Sri Lanka’s government debt has surged to around 126 percent of gross domestic product by the first quarter of 2022, with central bank debt contributing close to 10 percent of GDP in foreign debt, official data shows.
Sri Lanka’s central government debt rose to 21.6 trillion rupees of 117.4 percent of revised GDP by March 2022, from 104.6 percent as a ‘flexible exchange rate’ or soft-peg collapsed from 200 to 360 to the US dollar weighed down by a surrender requirement and low rates.
Government with central bank debt rose to 127 percent of GDP with the monetary authority borrowing money to finance either imports or debt repayments after printing money.
Gross central bank debt was around 9.58 billion rupees by March 2022.
About 1.8 billion in gross reserves borrowed from China are left with the central bank unable to use it due to prudential rules placed by China.
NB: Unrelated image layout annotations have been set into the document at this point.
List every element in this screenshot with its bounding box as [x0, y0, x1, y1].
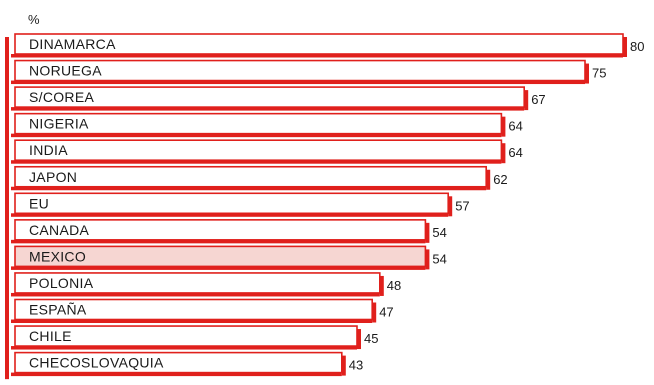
category-label: CHECOSLOVAQUIA	[29, 355, 164, 371]
bar-depth-bottom	[11, 266, 426, 270]
value-label: 45	[364, 331, 378, 346]
category-label: NORUEGA	[29, 63, 102, 79]
bar-depth-bottom	[11, 239, 426, 244]
bar	[14, 165, 488, 188]
bar-depth-side	[501, 116, 506, 137]
value-label: 64	[508, 145, 522, 160]
bar-depth-side	[341, 355, 346, 376]
bar	[14, 112, 503, 135]
category-label: DINAMARCA	[29, 36, 116, 52]
bar-depth-side	[372, 302, 377, 323]
value-label: 64	[508, 119, 522, 134]
bar-depth-bottom	[11, 54, 623, 58]
value-label: 43	[349, 358, 363, 373]
axis-spine	[5, 37, 9, 380]
bar-depth-side	[585, 63, 589, 84]
category-label: CHILE	[29, 328, 72, 344]
bar-depth-bottom	[11, 292, 380, 297]
bar-depth-bottom	[11, 346, 357, 350]
bar	[14, 86, 526, 108]
value-label: 75	[592, 66, 606, 81]
bar-depth-bottom	[11, 186, 487, 191]
value-label: 80	[630, 39, 644, 54]
value-label: 57	[455, 198, 469, 213]
bar	[14, 192, 450, 215]
bar	[14, 351, 343, 374]
bar	[14, 272, 381, 294]
bar-depth-bottom	[11, 80, 585, 85]
bar	[14, 219, 427, 241]
category-label: S/COREA	[29, 89, 94, 105]
category-label: CANADA	[29, 222, 90, 238]
bar-depth-side	[486, 169, 491, 190]
value-label: 54	[432, 251, 446, 266]
value-label: 47	[379, 305, 393, 320]
bar-depth-bottom	[11, 107, 525, 111]
bar	[14, 59, 586, 82]
bar-depth-side	[623, 37, 627, 57]
bar-depth-side	[524, 90, 529, 111]
bar-depth-side	[448, 196, 453, 217]
bar	[14, 245, 427, 268]
bar-depth-side	[425, 249, 430, 270]
category-label: MEXICO	[29, 248, 86, 264]
bar	[14, 298, 374, 321]
bar-depth-bottom	[11, 133, 502, 138]
bar-depth-side	[501, 143, 506, 164]
category-label: NIGERIA	[29, 116, 89, 132]
value-label: 67	[531, 92, 545, 107]
category-label: INDIA	[29, 142, 68, 158]
bar-depth-side	[379, 275, 384, 296]
value-label: 54	[432, 225, 446, 240]
bar	[14, 139, 503, 161]
bar-depth-bottom	[11, 319, 373, 323]
category-label: JAPON	[29, 169, 77, 185]
category-label: ESPAÑA	[29, 302, 87, 318]
bar-depth-side	[357, 329, 361, 350]
unit-label: %	[28, 12, 40, 27]
bar-depth-side	[425, 222, 430, 243]
value-label: 62	[493, 172, 507, 187]
category-label: POLONIA	[29, 275, 94, 291]
bar	[14, 33, 624, 55]
value-label: 48	[387, 278, 401, 293]
bar-depth-bottom	[11, 160, 502, 164]
bar-depth-bottom	[11, 213, 449, 217]
bars-group: DINAMARCA 80 NORUEGA 75 S/COREA 67 NIGERIA 64 IN…	[5, 33, 644, 380]
bar-depth-bottom	[11, 372, 342, 377]
bar	[14, 325, 358, 347]
category-label: EU	[29, 195, 49, 211]
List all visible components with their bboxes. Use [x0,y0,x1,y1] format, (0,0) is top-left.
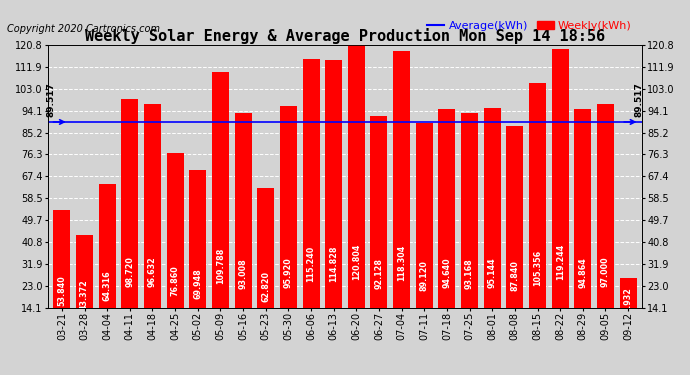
Bar [552,49,569,342]
Text: 64.316: 64.316 [103,271,112,301]
Bar [438,110,455,342]
Text: 97.000: 97.000 [601,256,610,287]
Text: 105.356: 105.356 [533,250,542,286]
Text: 115.240: 115.240 [306,246,315,282]
Text: 94.864: 94.864 [578,257,587,288]
Bar [393,51,410,342]
Bar [212,72,229,342]
Bar [325,60,342,342]
Bar [189,170,206,342]
Text: 119.244: 119.244 [555,244,564,280]
Text: 89.517: 89.517 [46,82,55,117]
Text: 62.820: 62.820 [262,271,270,302]
Text: Copyright 2020 Cartronics.com: Copyright 2020 Cartronics.com [7,24,160,34]
Text: 87.840: 87.840 [511,260,520,291]
Bar [302,58,319,342]
Bar [416,123,433,342]
Text: 69.948: 69.948 [193,268,202,299]
Text: 43.372: 43.372 [80,279,89,310]
Text: 96.632: 96.632 [148,256,157,287]
Text: 53.840: 53.840 [57,275,66,306]
Bar [348,45,365,342]
Bar [506,126,523,342]
Text: 93.008: 93.008 [239,258,248,289]
Bar [620,278,637,342]
Text: 98.720: 98.720 [126,256,135,286]
Bar [144,105,161,342]
Text: 95.920: 95.920 [284,257,293,288]
Bar [235,113,252,342]
Text: 76.860: 76.860 [170,265,179,296]
Bar [574,109,591,342]
Text: 94.640: 94.640 [442,258,451,288]
Text: 93.168: 93.168 [465,258,474,289]
Title: Weekly Solar Energy & Average Production Mon Sep 14 18:56: Weekly Solar Energy & Average Production… [85,28,605,44]
Text: 25.932: 25.932 [624,287,633,318]
Bar [371,116,388,342]
Text: 89.517: 89.517 [635,82,644,117]
Bar [484,108,501,342]
Legend: Average(kWh), Weekly(kWh): Average(kWh), Weekly(kWh) [423,16,636,35]
Text: 118.304: 118.304 [397,244,406,281]
Bar [167,153,184,342]
Bar [280,106,297,342]
Bar [257,188,274,342]
Text: 95.144: 95.144 [488,257,497,288]
Bar [76,236,93,342]
Bar [99,184,116,342]
Text: 120.804: 120.804 [352,243,361,280]
Text: 114.828: 114.828 [329,246,338,282]
Bar [529,83,546,342]
Text: 92.128: 92.128 [375,258,384,290]
Bar [121,99,138,342]
Bar [53,210,70,342]
Text: 109.788: 109.788 [216,248,225,285]
Bar [461,113,478,342]
Text: 89.120: 89.120 [420,260,428,291]
Bar [597,104,614,342]
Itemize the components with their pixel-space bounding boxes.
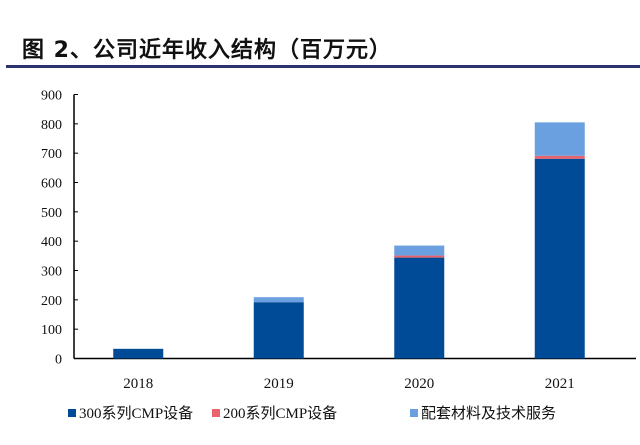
bar-2021-series-1 [534,155,585,159]
y-tick-label: 100 [41,323,62,338]
y-tick-label: 400 [41,235,62,250]
y-tick-label: 0 [55,353,62,368]
bar-2021-series-0 [534,158,585,359]
x-tick-label: 2021 [545,376,575,392]
chart-title: 图 2、公司近年收入结构（百万元） [22,38,392,63]
bar-2019-series-2 [253,297,304,303]
y-tick-label: 900 [41,89,62,104]
bar-2020-series-0 [394,257,445,359]
legend-swatch-1 [212,409,220,417]
y-tick-label: 800 [41,118,62,133]
bar-2020-series-2 [394,245,445,256]
title-divider [6,65,640,68]
bar-2019-series-0 [253,302,304,359]
y-tick-label: 500 [41,206,62,221]
legend-swatch-2 [410,409,418,417]
bar-2020-series-1 [394,255,445,258]
x-tick-label: 2020 [404,376,434,392]
x-tick-label: 2018 [123,376,153,392]
y-tick-label: 600 [41,177,62,192]
legend-label: 200系列CMP设备 [223,405,337,422]
y-tick-label: 700 [41,147,62,162]
bar-2021-series-2 [534,122,585,156]
x-tick-label: 2019 [264,376,294,392]
y-tick-label: 300 [41,265,62,280]
legend-swatch-0 [68,409,76,417]
bar-2018-series-0 [113,348,164,359]
legend-label: 配套材料及技术服务 [421,405,556,422]
legend-label: 300系列CMP设备 [79,405,193,422]
y-tick-label: 200 [41,294,62,309]
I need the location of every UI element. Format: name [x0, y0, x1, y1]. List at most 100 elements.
Goverment guaranteed debt of state enterprises topped 14 percent of GDP by April 2022, according to finance ministry data, taking the total to at least 140 percent of GDP.
By April however the rupee had depreciated further.
Sri Lanka’s central government debt started to climb with monetary instability worsening from the third quarter of 2014 with aggressive liquidity injections.
Sri Lanka was hit by currency crises in 2016 and 2018 as the central bank injected money through overnight repo, term repo and outright purchases of government securities driving up debt and slowing growth after each currency collapse.
Monetary instability came under ‘flexible’ inflation targeting and output gap targeting (printing money to boost growth) and the currency was allowed to depreciate after printing money through REER targeting a type of BBC (band, basket, crawl) policy advocated by Mercantilists in the 1980s.
In the seven years to 2022 there was monetary stability only in 2017 and 2019.
Sri Lanka’s central government debt ratcheted up from 72.3 percent of GDP in 2014 to 86.6 percent by 2019.